Monday, October 16, 2006

"I don't know if you're ready to see what I want to show you..."

A shiny quarter for the first person to tell me what movie, what scene that line is from!

This is a subject I've been thinking and praying about for a while. The thoughts are still in development, so forgive me if they seem somewhat disorderly.

I've heard no less than 3 teachers talk about the necessity of belonging to a local "church" body in the past week. There's nothing inherently wrong with that, but the specific teaching was basically that if you wanted to really know the will of God for your life, one of the key things is you must be a part of and be faithful to a local church, meaning, a local modern institutional church.

Some really good friends of ours recently stopped attending the "church" they were a part of and weren't sure when or where they were going to attend next. They basically felt their path had diverged from that church's path, and it was time to move on. They were basically told that it wasn't God's will for them to not know where they were going next, or for them to not be a part of a local church immediately thereafter.

Where did we get this idea that you MUST be a part of a local church to be a good Christian? And how ridiculous is it to say that we can't know the will of God for our life unless we are faithful to a local church? If someone knows where this is found in the Bible, please reply or message me or call me or something, because I've looked, and I can't find it.

Yes, I know the verse "forsaking not the assembling together, as some are in the habit of doing" in Hebrews 10. But if we think that verse is referring to the modern day church, we are, at the very least, very mistaken. When early believers assembled together, it was not like "church" as we know it today. And it did not refer to a specific weekly meeting time. Whenever believers gathered, the church was there, because it was not a place, it was the people. They shared life together, shared meals, shared fellowship as the Body of Christ, no matter where they were or what they were doing. This is what the author of Hebrews was referring to.

Do believers today need fellowship with other believers? I wouldn't say they need it. If we were ever in a place where we couldn't find other believers to fellowship with, Jesus would be able to take care of us and sustain us. But should believers who are growing in a relationship with the Father desire fellowship and quality relationships with other believers? Yes!

I just don't think it has to take the form of a local church all the time. And I don't believe there is anything in the Bible to say that it must, either. You can be meeting in your home with a few other believers and experience that. You can be talking at the coffeeshop with a close Christian friend about God and be experiencing the life of the Body. You can attend a different "church" every week, and if you are genuinely connecting with the believers there, you can be experiencing Body life. I think there are so many more expressions of life in the Body of Christ than we are experiencing- and just as we limit our worship to singing, I believe we limit expressions of life in Christ and fellowship with believers to only one expression- the modern Church. And anytime you start trying to limit God, you'll never experience true freedom in life with Christ.

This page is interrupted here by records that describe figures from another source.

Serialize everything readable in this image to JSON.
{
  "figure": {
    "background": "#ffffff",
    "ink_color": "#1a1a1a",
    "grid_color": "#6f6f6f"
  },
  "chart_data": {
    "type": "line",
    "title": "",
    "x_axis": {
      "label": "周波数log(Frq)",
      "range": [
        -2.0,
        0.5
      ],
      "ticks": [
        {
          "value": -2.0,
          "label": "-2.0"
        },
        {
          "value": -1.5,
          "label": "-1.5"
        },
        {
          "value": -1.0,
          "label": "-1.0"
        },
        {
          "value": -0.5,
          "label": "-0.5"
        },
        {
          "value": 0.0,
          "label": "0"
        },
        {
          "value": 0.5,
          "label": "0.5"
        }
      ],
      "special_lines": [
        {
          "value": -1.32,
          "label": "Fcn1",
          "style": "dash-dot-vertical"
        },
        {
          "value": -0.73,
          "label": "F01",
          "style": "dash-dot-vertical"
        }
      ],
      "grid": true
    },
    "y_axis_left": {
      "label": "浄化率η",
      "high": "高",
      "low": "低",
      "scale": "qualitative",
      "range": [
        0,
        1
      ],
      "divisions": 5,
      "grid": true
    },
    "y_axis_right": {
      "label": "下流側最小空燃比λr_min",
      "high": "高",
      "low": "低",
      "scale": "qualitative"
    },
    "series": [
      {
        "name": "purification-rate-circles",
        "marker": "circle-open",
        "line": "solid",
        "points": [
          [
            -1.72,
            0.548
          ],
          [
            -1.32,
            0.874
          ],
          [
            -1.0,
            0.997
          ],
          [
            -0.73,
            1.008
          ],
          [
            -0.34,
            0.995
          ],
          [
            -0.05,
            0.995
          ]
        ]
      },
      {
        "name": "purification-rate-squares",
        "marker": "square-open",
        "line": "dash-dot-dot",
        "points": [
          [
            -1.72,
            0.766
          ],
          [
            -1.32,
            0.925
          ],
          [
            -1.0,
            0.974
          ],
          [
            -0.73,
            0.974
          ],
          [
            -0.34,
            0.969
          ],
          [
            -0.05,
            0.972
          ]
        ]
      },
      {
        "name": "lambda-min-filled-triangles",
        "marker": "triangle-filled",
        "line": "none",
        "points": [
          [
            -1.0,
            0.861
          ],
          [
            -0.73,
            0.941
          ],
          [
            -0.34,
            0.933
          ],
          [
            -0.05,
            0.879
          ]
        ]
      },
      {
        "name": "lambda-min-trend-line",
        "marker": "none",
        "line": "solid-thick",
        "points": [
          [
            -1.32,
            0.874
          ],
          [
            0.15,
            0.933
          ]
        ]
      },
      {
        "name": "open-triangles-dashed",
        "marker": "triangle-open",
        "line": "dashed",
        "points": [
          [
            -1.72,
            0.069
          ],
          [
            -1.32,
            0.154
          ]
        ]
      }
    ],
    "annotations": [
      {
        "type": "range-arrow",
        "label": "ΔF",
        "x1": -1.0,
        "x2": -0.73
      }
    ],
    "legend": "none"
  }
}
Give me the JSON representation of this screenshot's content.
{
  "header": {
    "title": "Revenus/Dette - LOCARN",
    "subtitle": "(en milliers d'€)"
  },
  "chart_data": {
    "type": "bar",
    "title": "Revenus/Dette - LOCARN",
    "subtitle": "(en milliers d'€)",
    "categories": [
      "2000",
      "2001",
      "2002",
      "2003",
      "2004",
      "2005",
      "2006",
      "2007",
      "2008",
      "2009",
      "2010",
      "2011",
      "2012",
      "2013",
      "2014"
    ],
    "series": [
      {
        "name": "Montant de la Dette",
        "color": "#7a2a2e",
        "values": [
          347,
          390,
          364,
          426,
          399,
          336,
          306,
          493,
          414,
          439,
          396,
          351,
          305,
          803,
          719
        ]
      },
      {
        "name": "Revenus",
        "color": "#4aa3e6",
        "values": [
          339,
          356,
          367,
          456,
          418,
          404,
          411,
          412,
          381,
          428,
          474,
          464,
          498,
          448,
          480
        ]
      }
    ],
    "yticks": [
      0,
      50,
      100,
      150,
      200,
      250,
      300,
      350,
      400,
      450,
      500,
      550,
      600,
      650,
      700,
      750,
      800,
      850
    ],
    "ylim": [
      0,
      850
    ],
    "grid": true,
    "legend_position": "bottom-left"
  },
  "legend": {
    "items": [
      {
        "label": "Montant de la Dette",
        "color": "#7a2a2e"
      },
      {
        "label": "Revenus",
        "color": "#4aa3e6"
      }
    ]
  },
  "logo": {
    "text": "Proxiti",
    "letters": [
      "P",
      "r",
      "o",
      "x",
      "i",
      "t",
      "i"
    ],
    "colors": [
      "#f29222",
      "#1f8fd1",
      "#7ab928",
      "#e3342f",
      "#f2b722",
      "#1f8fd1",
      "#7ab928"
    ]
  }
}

Once again, this may seem unorganized but please know this blog does not exhaust all my thoughts on this subject. My fingers can only take so much typing. And I tend to ramble anyway.

Please share your thoughts with me, especially my friends across the Pond. Do you believe if you are a follower of Christ that you must be attending a local church regularly and faithfully? Do you believe, as I have heard taught recently, that you cannot personally know the will of God for your life if you aren't "plugged in" to a local church? But please, if you disagree, be nice. Remember I attend modern "church" just like most of you. This blog is not intended to cause arguments, just to get some thought and healthy discussion going.